In the American Karate Academies, they find that to keep kids coming, they must offer an incentive, and that is belts awarded frequently. Many a young person has been awarded their first black belt in one or two years.
In one type of Aikido, there are no yellow and blue and purple and brown belts. The first belt after white is black, and that may take six to seven years. The Americanized Aikido Academies have the entire litany of the rainbow colors of belts.
Ron

Ron
 
Martial arts are also good for the classroom:
12-27-10.jpg


Ron
 
best street fight i ever saw was in seattle. their is a saying, never fight a man with no neck. i believe that to be true. a fellow we worked with was a finn from nothern minn. he was 5 ft 6 and had no neck hands like catchers mits. he weighed about 225. their was this 6 ft 2 mean irishman who picked a fight with the short finn. he swung on the short finn and that was the end of it for the big irish man. the finn grabbed him by the nuts with one hand and by his chest with another and lifted him over his head and then slammed him down hard. he then got on top of him and beat him silly. we had to pull the finn off of him or he would have killed the irish guy. when the irish guy got up he run out of their as fast he could. never ever fight a guy with no neck.
 
Another saying may be "Don't fight a man with horribly ugly cauliflower ears." Our son is only 5'9" and 185 lb, but when he was working as a bouncer at a  local bar, unruly patrons would rather deal with the big bouncers when they saw his ears.
jesse_10.jpg

His ears actually are worse, now, to the frustration of his mom who always requested that he wear ear protectors when fighting.
By the way, he is the source of  most of my info on Chuck Norris and Brazilian JiuJitsu and pointed out Norris' extensive training in BJJ.
Ron
 
My younger brother has ears like that from wrestling in high school. He went to the state championships twice and finished 2nd both times.  The same guy beat him each time.
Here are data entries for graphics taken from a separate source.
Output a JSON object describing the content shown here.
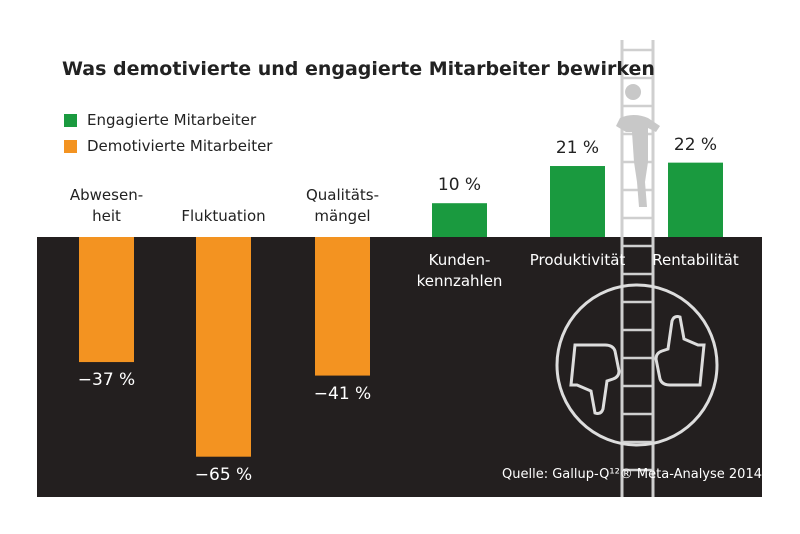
{
  "chart_data": {
    "type": "bar",
    "title": "Was demotivierte und engagierte Mitarbeiter bewirken",
    "legend": [
      {
        "name": "Engagierte Mitarbeiter",
        "color": "#1a9a3f"
      },
      {
        "name": "Demotivierte Mitarbeiter",
        "color": "#f39321"
      }
    ],
    "legend_position": "top-left",
    "categories": [
      "Abwesen-heit",
      "Fluktuation",
      "Qualitäts-mängel",
      "Kunden-kennzahlen",
      "Produktivität",
      "Rentabilität"
    ],
    "category_lines": [
      [
        "Abwesen-",
        "heit"
      ],
      [
        "Fluktuation"
      ],
      [
        "Qualitäts-",
        "mängel"
      ],
      [
        "Kunden-",
        "kennzahlen"
      ],
      [
        "Produktivität"
      ],
      [
        "Rentabilität"
      ]
    ],
    "values": [
      -37,
      -65,
      -41,
      10,
      21,
      22
    ],
    "labels": [
      "−37 %",
      "−65 %",
      "−41 %",
      "10 %",
      "21 %",
      "22 %"
    ],
    "series_of": [
      "Demotivierte Mitarbeiter",
      "Demotivierte Mitarbeiter",
      "Demotivierte Mitarbeiter",
      "Engagierte Mitarbeiter",
      "Engagierte Mitarbeiter",
      "Engagierte Mitarbeiter"
    ],
    "source": "Quelle: Gallup-Q¹²® Meta-Analyse 2014"
  },
  "colors": {
    "dark": "#231f1f",
    "ladder": "#cfcfcf"
  }
}
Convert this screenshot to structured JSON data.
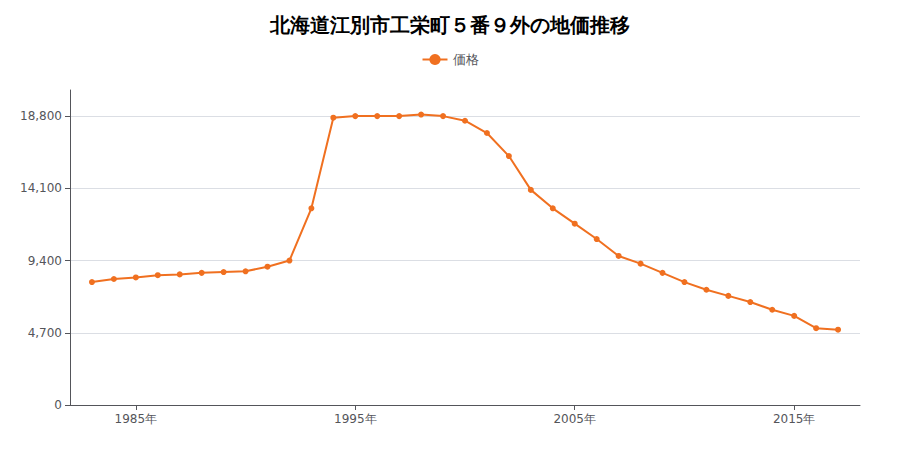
{
  "chart_data": {
    "type": "line",
    "title": "北海道江別市工栄町５番９外の地価推移",
    "x": [
      1983,
      1984,
      1985,
      1986,
      1987,
      1988,
      1989,
      1990,
      1991,
      1992,
      1993,
      1994,
      1995,
      1996,
      1997,
      1998,
      1999,
      2000,
      2001,
      2002,
      2003,
      2004,
      2005,
      2006,
      2007,
      2008,
      2009,
      2010,
      2011,
      2012,
      2013,
      2014,
      2015,
      2016,
      2017
    ],
    "series": [
      {
        "name": "価格",
        "color": "#f07020",
        "marker": "circle",
        "values": [
          8000,
          8200,
          8300,
          8450,
          8500,
          8600,
          8650,
          8700,
          9000,
          9400,
          12800,
          18700,
          18800,
          18800,
          18800,
          18900,
          18800,
          18500,
          17700,
          16200,
          14000,
          12800,
          11800,
          10800,
          9700,
          9200,
          8600,
          8000,
          7500,
          7100,
          6700,
          6200,
          5800,
          5000,
          4900
        ]
      }
    ],
    "xlim": [
      1982,
      2018
    ],
    "xticks": [
      {
        "value": 1985,
        "label": "1985年"
      },
      {
        "value": 1995,
        "label": "1995年"
      },
      {
        "value": 2005,
        "label": "2005年"
      },
      {
        "value": 2015,
        "label": "2015年"
      }
    ],
    "ylim": [
      0,
      20500
    ],
    "yticks": [
      0,
      {
        "value": 4700,
        "label": "4,700"
      },
      {
        "value": 9400,
        "label": "9,400"
      },
      {
        "value": 14100,
        "label": "14,100"
      },
      {
        "value": 18800,
        "label": "18,800"
      }
    ],
    "grid": "y",
    "legend": "top"
  }
}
He used to take steam baths, wrap himself in Saran Wrap, and wear 3 sets of clothes in order to sweat off the water to make weight.
 
When I was involved, briefly, in cage fighting many years ago, I was much more intimidated by the top class wrestlers than practitioners of any other fighting method. Once they had your legs, it was all over. My skills were more boxing related and less grappling.
I had a perfect fighting won-loss record. I lost every match. So I took that as a subtle hint to quit. Probably should have quit sooner or should not have even started. Never will recover those brain cells.
Like Pete, I have had close relatives who were boxers. My grandfather was what they called a "prize fighter." People would bet on them and they would win items like a watch or other "prize." He boxed from the time he returned from WW I to sometime into WW II, when he was in his 40s. His full time job was as a police officer between wars and after WW II, until he was killed on duty in the late 40s.